Approach 1: a direct link (point-to-point)
The CRM calls the accounting system’s API directly, or vice versa. Ready-made connectors from some CRMs to BAS are this approach too.
When it works: one or two simple exchanges (for example, counterparties only), a small volume, standard BAS configurations without deep customization.
Where it breaks: the moment logic appears. “Create a counterparty only if the deal is over X,” “don’t update the price if the rep applied a discount manually” — a direct link turns into a tangle of conditions inside the configuration that you’re afraid to touch.
Cost: minimal at the start, unpredictable in maintenance.
Approach 2: a middleware service
A separate service between the systems: it receives a webhook (an instant notification between systems) or polls the API, transforms the data by rules, writes to the target system, and keeps a log of every exchange.
When it works: two-way synchronization, financial data, a non-standard data model, a need for auditing (“why is the wrong payment status in the CRM?” — the answer is in the logs within a minute).
The key architectural rule we lock in on every project:
BAS is the source of truth for finances and the product catalog. The CRM is the source of truth for clients and communications. No field is edited from both sides.
A typical working scenario: a rep clicks “issue invoice” on a deal → the middleware service creates the invoice in BAS and returns a PDF to the card → the accountant records the payment in BAS → the status flies back → the deal automatically moves to the “Paid” stage and the rep gets a task to ship.

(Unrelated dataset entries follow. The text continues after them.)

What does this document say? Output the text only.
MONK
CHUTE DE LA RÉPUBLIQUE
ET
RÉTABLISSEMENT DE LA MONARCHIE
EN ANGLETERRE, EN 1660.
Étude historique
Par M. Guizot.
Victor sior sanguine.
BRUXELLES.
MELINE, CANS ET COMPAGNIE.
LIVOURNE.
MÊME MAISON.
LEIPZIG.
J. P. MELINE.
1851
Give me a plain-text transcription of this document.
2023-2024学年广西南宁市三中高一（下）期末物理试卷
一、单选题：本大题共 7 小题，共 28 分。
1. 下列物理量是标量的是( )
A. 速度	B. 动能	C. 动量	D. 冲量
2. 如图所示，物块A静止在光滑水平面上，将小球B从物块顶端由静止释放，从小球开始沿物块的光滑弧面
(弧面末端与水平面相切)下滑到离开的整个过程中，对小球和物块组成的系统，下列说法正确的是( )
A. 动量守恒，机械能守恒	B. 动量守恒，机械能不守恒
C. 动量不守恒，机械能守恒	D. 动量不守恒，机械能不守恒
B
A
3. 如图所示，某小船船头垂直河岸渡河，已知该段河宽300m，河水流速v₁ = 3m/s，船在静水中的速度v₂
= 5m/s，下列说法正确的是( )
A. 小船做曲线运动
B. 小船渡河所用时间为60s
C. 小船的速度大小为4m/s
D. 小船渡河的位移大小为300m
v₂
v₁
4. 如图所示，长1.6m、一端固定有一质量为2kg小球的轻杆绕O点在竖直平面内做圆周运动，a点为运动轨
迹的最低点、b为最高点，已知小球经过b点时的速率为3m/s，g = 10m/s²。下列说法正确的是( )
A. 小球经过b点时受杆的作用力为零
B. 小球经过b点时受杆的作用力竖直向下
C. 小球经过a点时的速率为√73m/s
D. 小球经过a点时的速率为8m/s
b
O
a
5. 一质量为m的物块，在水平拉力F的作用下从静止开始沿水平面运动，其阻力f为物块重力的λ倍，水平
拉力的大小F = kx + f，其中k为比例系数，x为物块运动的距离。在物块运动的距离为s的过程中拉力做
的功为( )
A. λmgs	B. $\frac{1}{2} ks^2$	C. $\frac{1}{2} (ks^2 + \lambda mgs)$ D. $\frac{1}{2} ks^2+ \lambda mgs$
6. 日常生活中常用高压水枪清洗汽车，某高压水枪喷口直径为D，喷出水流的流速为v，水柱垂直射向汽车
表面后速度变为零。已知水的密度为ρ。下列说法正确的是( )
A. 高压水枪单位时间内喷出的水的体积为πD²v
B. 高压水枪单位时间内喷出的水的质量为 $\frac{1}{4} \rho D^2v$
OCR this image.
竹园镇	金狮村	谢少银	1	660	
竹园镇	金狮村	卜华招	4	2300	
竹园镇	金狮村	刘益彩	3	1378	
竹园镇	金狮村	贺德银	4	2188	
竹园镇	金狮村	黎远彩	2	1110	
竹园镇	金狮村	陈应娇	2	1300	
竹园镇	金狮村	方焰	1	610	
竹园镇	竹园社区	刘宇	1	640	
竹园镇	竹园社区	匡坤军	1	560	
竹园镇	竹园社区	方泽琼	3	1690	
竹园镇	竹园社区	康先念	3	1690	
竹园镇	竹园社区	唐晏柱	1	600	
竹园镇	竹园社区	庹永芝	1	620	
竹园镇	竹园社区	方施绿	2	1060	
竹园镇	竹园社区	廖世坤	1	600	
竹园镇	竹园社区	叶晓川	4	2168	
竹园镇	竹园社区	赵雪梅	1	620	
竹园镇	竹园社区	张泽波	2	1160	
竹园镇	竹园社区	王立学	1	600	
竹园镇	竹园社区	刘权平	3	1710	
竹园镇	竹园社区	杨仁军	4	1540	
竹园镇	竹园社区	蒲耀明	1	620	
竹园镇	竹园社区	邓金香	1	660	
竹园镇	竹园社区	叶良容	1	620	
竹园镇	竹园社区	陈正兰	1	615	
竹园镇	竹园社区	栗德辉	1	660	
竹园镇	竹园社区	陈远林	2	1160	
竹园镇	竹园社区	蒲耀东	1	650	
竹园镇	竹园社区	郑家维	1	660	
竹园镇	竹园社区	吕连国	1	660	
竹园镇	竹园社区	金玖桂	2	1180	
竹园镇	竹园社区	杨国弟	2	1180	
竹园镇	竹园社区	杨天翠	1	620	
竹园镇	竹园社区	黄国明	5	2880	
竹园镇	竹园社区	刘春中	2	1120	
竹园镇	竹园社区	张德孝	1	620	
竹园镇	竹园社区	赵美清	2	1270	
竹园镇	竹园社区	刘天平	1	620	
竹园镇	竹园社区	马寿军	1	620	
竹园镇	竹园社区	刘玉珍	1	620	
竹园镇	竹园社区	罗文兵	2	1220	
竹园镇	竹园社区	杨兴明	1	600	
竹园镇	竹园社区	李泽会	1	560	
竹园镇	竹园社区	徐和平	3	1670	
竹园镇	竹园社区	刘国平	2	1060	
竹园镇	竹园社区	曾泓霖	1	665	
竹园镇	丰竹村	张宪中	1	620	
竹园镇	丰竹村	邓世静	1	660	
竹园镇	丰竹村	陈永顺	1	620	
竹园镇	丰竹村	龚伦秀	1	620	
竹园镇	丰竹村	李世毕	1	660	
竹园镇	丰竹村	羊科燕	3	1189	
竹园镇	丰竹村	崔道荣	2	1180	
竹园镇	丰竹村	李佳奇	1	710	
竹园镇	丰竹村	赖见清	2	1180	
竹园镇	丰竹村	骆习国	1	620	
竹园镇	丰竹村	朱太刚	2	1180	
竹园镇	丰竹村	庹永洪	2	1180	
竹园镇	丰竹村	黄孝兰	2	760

Cost: higher at the start, predictable thereafter. A CRM update or a BAS configuration change won’t break the exchange — fixes are localized in one place.
Approach 3: a manual bridge run by a procedure
Yes, this is a valid approach too. Export from the CRM once a day, import into BAS by instruction.
When it’s justified: up to 10–20 operations a day, one person on each side, a project budget that doesn’t yet justify automation.
The main requirement: a written procedure (who, when, and exactly what gets transferred) and the understanding that this is a temporary solution. A manual bridge without a procedure isn’t a working approach — it’s a source of discrepancies that surface at the end of the quarter.
How to choose
| Criterion | Direct link | Middleware service | Manual bridge |
|---|---|---|---|
| Exchanges per day | up to ~100 | any number | up to ~20 |
| Direction | mostly one-way | two-way | one-way |
| Transformation logic | minimal | any | in someone’s head |
| Exchange auditing | limited | full | a log in Excel |
| Start | fast | 4–8 weeks | instant |
If you’re torn between the first and the second, calculate the cost of one hour of a stalled exchange and the number of exceptional cases per month. Those two figures usually settle the discussion.